モノを食べる時はね
誰にも邪魔されず
自由で なんというか
救われてなきゃあ
ダメなんだ
独りで静かで
豊かで……
(第12話「東京都板橋区大山町のハンバーグ・ランチ」より抜粋)
1994~96年に扶桑社の「月刊PANjA」で連載された『孤独のグルメ』。個人で貿易業を営む寡黙な男が、あちこちでただ“メシを食べる”という独特なタッチのハードボイルド・グルメ漫画だ。最初の単行本時は売れなかったのが、文庫化されてから人気が出て増刷を重ね、文庫版はすでに40刷を超えているという。現在は「SPA!」(扶桑社)誌上で連載再開され、特別編を加えた新装版コミックスも発売。ドラマCD化を経て今年ついに実写ドラマとなった。
この『孤独のグルメ』をメインに据えた、作画担当者・谷口ジロー氏の原画展が今月から開催されている。場所は都内、神保町駅にほど近い
明治大学米沢嘉博記念図書館 (https://www.meiji.ac.jp/manga/yonezawa_lib/)。『孤独のグルメ』ファンの記者としてはいてもたってもいられず、現地へ行ってきた。今回はそのレポートをお伝えしようと思う。

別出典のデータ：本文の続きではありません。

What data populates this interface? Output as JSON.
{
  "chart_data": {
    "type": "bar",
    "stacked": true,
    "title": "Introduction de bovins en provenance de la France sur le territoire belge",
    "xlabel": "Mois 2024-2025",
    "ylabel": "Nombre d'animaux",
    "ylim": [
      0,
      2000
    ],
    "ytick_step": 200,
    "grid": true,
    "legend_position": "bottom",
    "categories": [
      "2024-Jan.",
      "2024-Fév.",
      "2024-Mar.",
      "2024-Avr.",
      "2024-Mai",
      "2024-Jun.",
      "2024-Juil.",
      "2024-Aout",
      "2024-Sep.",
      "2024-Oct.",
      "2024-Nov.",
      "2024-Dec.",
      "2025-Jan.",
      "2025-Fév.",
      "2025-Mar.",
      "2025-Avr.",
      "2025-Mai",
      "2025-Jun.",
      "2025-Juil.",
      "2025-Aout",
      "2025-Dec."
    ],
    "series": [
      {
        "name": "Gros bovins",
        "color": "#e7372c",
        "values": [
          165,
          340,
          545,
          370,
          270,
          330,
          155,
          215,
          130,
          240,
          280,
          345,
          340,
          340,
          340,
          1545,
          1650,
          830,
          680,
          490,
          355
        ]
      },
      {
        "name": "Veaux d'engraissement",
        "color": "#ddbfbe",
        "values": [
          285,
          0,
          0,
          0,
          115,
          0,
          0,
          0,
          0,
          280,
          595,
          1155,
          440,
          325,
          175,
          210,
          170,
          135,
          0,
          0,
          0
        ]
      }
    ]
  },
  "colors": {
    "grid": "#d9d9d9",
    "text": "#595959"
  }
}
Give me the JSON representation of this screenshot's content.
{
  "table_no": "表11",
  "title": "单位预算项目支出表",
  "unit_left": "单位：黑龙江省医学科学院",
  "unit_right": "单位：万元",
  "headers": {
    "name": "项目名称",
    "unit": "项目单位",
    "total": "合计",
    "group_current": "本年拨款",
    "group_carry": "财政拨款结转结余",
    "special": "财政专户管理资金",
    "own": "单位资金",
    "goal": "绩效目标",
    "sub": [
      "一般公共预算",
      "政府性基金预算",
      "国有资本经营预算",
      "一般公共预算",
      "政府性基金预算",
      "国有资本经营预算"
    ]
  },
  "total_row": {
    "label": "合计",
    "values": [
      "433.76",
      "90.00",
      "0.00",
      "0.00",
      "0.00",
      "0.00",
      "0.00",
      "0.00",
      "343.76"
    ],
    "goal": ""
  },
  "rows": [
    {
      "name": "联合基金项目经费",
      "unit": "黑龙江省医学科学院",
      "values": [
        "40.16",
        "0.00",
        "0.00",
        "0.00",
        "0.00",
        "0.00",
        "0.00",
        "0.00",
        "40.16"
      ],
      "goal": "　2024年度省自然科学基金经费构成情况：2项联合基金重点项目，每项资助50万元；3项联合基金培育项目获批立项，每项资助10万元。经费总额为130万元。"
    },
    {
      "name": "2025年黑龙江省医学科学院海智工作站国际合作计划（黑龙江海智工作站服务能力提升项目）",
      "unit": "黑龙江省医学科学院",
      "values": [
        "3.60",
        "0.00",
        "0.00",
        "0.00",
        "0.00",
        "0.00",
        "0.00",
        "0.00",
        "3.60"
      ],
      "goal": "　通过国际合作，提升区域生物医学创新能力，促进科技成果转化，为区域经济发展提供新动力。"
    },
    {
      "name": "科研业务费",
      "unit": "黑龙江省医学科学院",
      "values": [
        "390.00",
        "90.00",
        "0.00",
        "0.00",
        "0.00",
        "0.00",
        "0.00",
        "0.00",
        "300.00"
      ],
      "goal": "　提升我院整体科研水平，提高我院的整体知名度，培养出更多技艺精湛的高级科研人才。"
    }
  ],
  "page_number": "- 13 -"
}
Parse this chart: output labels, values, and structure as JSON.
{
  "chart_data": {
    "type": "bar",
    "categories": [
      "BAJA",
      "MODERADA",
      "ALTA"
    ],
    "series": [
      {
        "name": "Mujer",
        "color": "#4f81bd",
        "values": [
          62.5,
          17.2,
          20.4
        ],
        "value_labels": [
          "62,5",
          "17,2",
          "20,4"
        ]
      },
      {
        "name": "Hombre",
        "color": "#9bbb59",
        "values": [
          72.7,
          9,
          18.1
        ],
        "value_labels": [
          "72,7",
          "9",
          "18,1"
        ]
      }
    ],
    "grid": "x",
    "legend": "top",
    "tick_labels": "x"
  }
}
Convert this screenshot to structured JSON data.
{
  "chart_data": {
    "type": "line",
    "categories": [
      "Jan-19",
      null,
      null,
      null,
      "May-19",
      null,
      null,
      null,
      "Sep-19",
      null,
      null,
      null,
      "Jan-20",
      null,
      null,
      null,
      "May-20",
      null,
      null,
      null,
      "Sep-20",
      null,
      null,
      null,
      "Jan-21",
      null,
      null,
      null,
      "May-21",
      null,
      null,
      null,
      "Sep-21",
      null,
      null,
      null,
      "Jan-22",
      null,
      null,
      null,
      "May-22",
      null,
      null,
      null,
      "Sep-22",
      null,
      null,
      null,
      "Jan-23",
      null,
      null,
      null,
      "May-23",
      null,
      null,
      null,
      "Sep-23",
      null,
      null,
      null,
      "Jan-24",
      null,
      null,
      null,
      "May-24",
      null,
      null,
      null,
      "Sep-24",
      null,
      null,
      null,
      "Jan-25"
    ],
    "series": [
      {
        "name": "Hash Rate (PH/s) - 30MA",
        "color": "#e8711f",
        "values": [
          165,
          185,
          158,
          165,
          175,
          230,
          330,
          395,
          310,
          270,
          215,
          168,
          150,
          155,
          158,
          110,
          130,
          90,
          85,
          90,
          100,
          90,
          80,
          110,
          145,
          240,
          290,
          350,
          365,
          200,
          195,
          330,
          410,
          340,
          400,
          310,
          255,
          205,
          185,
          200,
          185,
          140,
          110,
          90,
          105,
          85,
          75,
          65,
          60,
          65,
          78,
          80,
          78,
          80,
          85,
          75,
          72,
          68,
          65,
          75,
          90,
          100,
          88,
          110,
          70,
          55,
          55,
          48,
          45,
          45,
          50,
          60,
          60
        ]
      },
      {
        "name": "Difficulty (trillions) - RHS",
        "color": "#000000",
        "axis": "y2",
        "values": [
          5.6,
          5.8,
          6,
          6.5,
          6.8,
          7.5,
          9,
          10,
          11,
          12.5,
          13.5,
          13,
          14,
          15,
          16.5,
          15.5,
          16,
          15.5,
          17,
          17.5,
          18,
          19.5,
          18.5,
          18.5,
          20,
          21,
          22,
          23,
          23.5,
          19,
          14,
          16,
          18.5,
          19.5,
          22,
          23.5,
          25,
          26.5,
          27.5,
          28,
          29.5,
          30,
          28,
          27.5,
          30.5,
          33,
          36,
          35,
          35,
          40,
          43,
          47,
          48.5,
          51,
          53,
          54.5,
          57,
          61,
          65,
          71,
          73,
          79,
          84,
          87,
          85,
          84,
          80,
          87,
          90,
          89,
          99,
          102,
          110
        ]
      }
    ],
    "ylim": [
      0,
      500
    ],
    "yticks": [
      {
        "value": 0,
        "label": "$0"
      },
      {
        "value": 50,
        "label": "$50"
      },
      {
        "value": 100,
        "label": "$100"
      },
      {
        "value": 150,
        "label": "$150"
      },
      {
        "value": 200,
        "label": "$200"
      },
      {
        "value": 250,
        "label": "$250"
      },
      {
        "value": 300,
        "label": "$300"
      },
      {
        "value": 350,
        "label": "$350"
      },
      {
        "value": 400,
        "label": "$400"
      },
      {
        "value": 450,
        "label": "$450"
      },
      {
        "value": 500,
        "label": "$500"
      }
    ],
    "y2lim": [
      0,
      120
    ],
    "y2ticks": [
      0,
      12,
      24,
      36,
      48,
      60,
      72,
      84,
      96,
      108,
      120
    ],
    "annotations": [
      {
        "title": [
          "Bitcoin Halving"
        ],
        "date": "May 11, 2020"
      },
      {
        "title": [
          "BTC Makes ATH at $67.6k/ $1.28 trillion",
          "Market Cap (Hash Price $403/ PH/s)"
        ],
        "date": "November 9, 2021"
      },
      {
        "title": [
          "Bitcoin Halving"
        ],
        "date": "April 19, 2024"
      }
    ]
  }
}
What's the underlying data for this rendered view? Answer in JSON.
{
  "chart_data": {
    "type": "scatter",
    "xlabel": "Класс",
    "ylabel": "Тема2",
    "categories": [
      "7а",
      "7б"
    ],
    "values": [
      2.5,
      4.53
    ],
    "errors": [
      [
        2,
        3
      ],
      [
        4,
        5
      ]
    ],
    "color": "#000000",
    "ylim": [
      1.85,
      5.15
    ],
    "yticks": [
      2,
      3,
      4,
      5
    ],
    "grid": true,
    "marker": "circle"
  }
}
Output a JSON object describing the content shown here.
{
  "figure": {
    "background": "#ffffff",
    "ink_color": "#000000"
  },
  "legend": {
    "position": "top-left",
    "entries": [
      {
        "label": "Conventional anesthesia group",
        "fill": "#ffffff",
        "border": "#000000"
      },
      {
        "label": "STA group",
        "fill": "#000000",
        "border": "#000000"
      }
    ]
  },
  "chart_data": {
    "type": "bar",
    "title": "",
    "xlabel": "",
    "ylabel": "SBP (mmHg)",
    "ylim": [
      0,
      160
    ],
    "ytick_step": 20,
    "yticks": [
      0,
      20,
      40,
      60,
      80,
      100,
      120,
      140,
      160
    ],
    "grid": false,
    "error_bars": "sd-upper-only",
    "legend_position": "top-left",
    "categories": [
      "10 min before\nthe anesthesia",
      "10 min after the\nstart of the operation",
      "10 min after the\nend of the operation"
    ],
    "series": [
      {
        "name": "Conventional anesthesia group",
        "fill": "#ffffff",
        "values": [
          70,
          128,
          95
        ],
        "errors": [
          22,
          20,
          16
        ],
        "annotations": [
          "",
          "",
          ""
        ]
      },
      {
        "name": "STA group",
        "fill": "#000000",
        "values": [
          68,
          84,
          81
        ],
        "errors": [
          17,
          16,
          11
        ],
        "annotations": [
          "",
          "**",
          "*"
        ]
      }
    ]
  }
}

図書館1階の展示室(入場無料)へ足を踏み入れる。手前は常設展示スペースとなっており、右手にサブカルチャー系、左手に漫画系のレアな展示物が並ぶ。写真に収まっていないが左手奥にはこの施設名の由来となったコミケ(コミックマーケット)育ての親・米沢嘉博氏の業績を紹介するスペースもある。それ以外はすべて『孤独のグルメ』谷口ジロー原画展の展示だ。